Calls were the options of choice on United Parcel Service, Inc. (UPS - 75.82) on Wednesday, though some shareholders could be employing the options to emulate portfolio protection highlighted in a recent Reuters article. Specifically, the column noted how many market participants are establishing various forms of options "insurance" ahead of the Greek elections on June 17, and Biltmore Capital recently hedged its stake in globally exposed UPS by selling covered calls.
Speaking of covered calls... UPS saw roughly 14,000 calls cross the tape yesterday, more than doubling its average daily call volume. Most of the action centered on the out-of-the-money July 77.50 call, which saw more than 5,500 contracts change hands -- mostly at the bid price, suggesting they were sold. Plus, call open interest at the back-month strike ballooned by several thousand contracts overnight, underscoring our theory of sell-to-open activity.
If the aforementioned sold calls are, in fact, covered, the traders could be expecting stagnation or a modest pullback in the near term, but don't necessarily want to unload their shares of UPS. As such, the profit from the sold call -- which is capped at the initial premium received, and can be pocketed if the calls expire worthless -- helps to offset any mild portfolio losses. On the other hand, should UPS muscle north of $77.50 within the calls' lifetime, the shareholders would have to part with the stock for the strike price -- meaning they'd miss out on additional portfolio gains.
However, from a broader sentiment standpoint, it appears the options crowd has been employing UPS calls for more traditional reasons.
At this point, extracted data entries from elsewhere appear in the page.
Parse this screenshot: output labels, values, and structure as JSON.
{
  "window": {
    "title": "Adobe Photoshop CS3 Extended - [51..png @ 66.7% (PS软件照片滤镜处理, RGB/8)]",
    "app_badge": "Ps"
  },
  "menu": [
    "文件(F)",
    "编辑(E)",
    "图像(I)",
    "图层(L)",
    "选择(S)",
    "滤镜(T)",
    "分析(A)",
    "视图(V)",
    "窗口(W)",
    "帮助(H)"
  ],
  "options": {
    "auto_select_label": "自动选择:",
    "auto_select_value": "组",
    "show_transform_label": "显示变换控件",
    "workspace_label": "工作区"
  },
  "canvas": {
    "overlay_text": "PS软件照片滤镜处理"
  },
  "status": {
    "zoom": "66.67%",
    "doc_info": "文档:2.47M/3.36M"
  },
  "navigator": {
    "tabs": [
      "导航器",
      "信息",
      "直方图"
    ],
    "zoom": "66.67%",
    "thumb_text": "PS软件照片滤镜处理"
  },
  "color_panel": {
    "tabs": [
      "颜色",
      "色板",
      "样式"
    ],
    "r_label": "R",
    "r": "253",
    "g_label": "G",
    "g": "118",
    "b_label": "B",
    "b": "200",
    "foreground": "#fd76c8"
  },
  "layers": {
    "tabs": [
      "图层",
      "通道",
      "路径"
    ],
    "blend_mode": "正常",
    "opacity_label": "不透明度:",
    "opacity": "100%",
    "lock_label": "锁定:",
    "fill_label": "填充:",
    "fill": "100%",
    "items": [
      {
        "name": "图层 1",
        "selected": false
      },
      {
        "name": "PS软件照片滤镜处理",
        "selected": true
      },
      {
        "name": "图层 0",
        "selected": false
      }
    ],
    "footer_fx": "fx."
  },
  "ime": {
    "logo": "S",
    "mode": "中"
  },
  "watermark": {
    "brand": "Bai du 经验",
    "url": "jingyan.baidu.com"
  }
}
Over the past 10 sessions on the International Securities Exchange (ISE), Chicago Board Options Exchange (CBOE), and NASDAQ OMX PHLX (PHLX), the stock has racked up a call/put volume ratio of 2.95, indicating that traders have bought to open nearly three calls for every put. What's more, this ratio ranks in the 78th annual percentile, hinting at a healthier-than-usual appetite for long calls over puts of late.
Likewise, the equity's Schaeffer's put/call open interest ratio (SOIR) of 0.69 indicates that calls outnumber puts among options slated to expire within three months. Furthermore, this ratio stands higher than just 25% of all others taken during the past year, implying that short-term options traders have been more call-heavy just one-quarter of the time.
Widening our sentiment scope even more, we find that options traders aren't the only group on UPS' bullish bandwagon. In fact, the stock currently boasts 14 "strong buys" and one "buy" rating, compared to six "holds" and not one "sell" suggestion.
Since tagging a multi-year peak of $81.79 in March, the shares of UPS have followed the broader equities market lower. Nevertheless, while the stock's dip was contained by long-term support from its 10-month and 20-month moving averages, it's now trading back below a familiar foe in the $76-$78 region. This area -- which coincides with the aforementioned covered call -- has rejected the bulk of UPS' advances since mid-2006, and could once again translate into a speed bump on the charts.
Should UPS stagnate beneath long-term resistance, or should the stock stutter in the face of worsening conditions across the pond, an unwinding of optimism on Wall Street could further hinder the shares in their quest to resume a longer-term uptrend.